The U.S. Food and Drug Administration (FDA) indicated it didn’t expect major shortages in drug manufacturing after a tornado hit a Pfizer pharmaceutical plant in North Carolina on Wednesday.
“We do not expect there to be any immediate significant impacts on supply given the products are currently at hospitals and in the distribution system,” FDA Commissioner Robert Califf said Friday.
He added that the FDA’s initial analysis identified fewer than 10 drugs for which Pfizer’s North Carolina plant is the sole source for the U.S. market.
Pharmaceutical company Pfizer said Friday that most of the damage from the tornado was inflicted on the storage and not the manufacturing area of the plant.
“Most of the damage was caused to the warehouse facility, which stores raw materials, packaging supplies, and finished medicines awaiting release by quality assurance.

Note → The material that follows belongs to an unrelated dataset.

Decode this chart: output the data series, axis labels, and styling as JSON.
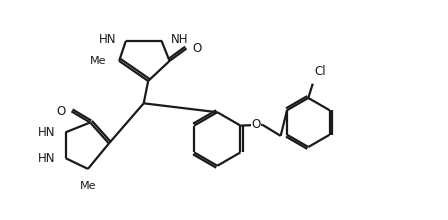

Pfizer is working diligently to move product to other nearby sites for storage and to identify sources to replace damaged raw materials and supplies,” the company announced.
Debris is scattered around the Pfizer facility in Rocky Mount, N.C., after damage from severe weather, on July 19, 2023. (Travis Long/The News & Observer via AP)
“Pfizer is also exploring alternative manufacturing locations for production across our significant manufacturing presence in the U.S. and internationally and across the company’s partner network. After an initial assessment, there does not appear to be any major damage to the medicine production areas.”
The drugmaker’s ability to salvage production equipment and other essential materials could mitigate what experts feared would trigger further shortages in the United States, which is already struggling with existing drug shortages.
An EF-3 tornado moved through the Rocky Mount area and tore off the roof of the Pfizer plant and inflicted other damage there on Wednesday. Pfizer said that all its local 3,200 Pfizer employees are “safe and accounted for.”
The Rocky Mount plant, which spans 1.4 million square feet, is responsible for producing some 25 percent of all of Pfizer’s sterile injectables used in U.S. hospitals—or nearly 8 percent of all sterile injectables used in U.S. hospitals. This includes anesthesia, analgesia, therapeutics, anti-infectives, and neuromuscular blockers.
The plant does not make or store Pfizer’s COVID-19 vaccine, or the Comirnaty and Paxlovid treatments.
Mr. Califf said that in the coming days, the FDA will complete a more extensive evaluation of the products that might be affected and the current domestic supply of those medications. “Many weeks’ worth” of the destroyed drugs should be available in Pfizer’s other warehouses, he added.
The Associated Press contributed to this report.